That's why Mati Kalwell decided to try to proselytize biking to the whole, wide world. The creator of the Buenos Aires culture and activism group La Vida en Bici (Life on a Bike), Kalwell decided a big dream - bicycles for everyone - required a big goal. He christened his new group Bikestorming, and it's modus operandi is: "a collaboration platform to make bicycles the most popular form of urban transportation on the planet."
Kalwell considers that "most popular" just means that people ride bikes more (51% of the time) than the use other forms of transport. The idea, launched at Rio+20, isn't easy to implement. Kalwell's main tools are art and culture. In Buenos Aires, a city without any real bike culture historically, La Vida en Bici works on making it cool to cycle. And it seems to be working.
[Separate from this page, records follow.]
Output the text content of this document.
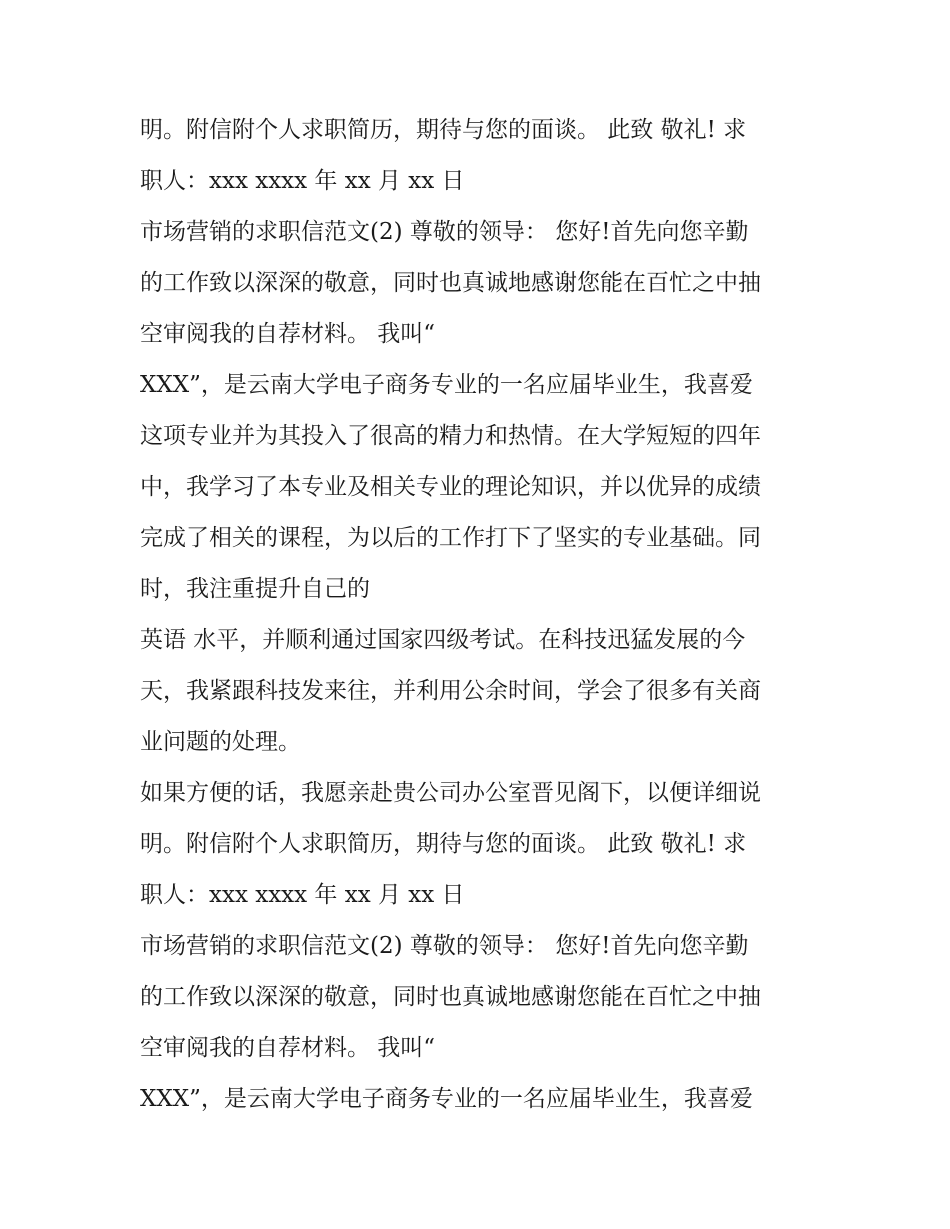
明。附信附个人求职简历，期待与您的面谈。 此致 敬礼! 求
职人：xxx xxxx 年 xx 月 xx 日
市场营销的求职信范文(2) 尊敬的领导： 您好!首先向您辛勤
的工作致以深深的敬意，同时也真诚地感谢您能在百忙之中抽
空审阅我的自荐材料。 我叫“
XXX”，是云南大学电子商务专业的一名应届毕业生，我喜爱
这项专业并为其投入了很高的精力和热情。在大学短短的四年
中，我学习了本专业及相关专业的理论知识，并以优异的成绩
完成了相关的课程，为以后的工作打下了坚实的专业基础。同
时，我注重提升自己的
英语 水平，并顺利通过国家四级考试。在科技迅猛发展的今
天，我紧跟科技发来往，并利用公余时间，学会了很多有关商
业问题的处理。
如果方便的话，我愿亲赴贵公司办公室晋见阁下，以便详细说
明。附信附个人求职简历，期待与您的面谈。 此致 敬礼! 求
职人：xxx xxxx 年 xx 月 xx 日
市场营销的求职信范文(2) 尊敬的领导： 您好!首先向您辛勤
的工作致以深深的敬意，同时也真诚地感谢您能在百忙之中抽
空审阅我的自荐材料。 我叫“
XXX”，是云南大学电子商务专业的一名应届毕业生，我喜爱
As Kalwell told Caitlin Donohue in an interview:
"[Bikes] are on every politician’s radar now. In the last year we’ve seen bicycle policy and infrastructure initiatives emerge in very diverse cities such as Mendoza, Rosario, Posadas, and Córdoba –- as well as growing attention paid to bicycles in Buenos Aires’ transportation policy and infrastructure."Bike activism, Kalwell says, must be as much about aesthetic as it is about actual infrastructure.
I read a tweet recently from a TED conference saying that “in order to be a successful advocate you need to act as an entertainer.” I think that totally applies to our work. In order to get your message across, today you are competing for people’s attention on an (almost) level playground with huge brands that hire a lot of talent. TV is not the main form of media anymore -- it’s social networks. For the first time in history, our generation has the same chance to connect with people emotionally, with catchy phrases and attractive visuals, as any major brand. This is huge. And we need to make the best of it. So if we are ever going to succeed in changing the game, whether it’s in transportation, climate change, or intergenerational justice, we need to make change irresistible.Of course, Kalwell must know his goal won't be easy, but his idea that culture is the key to making biking cool (in additional to practical, and fun, which it already is) seems smart.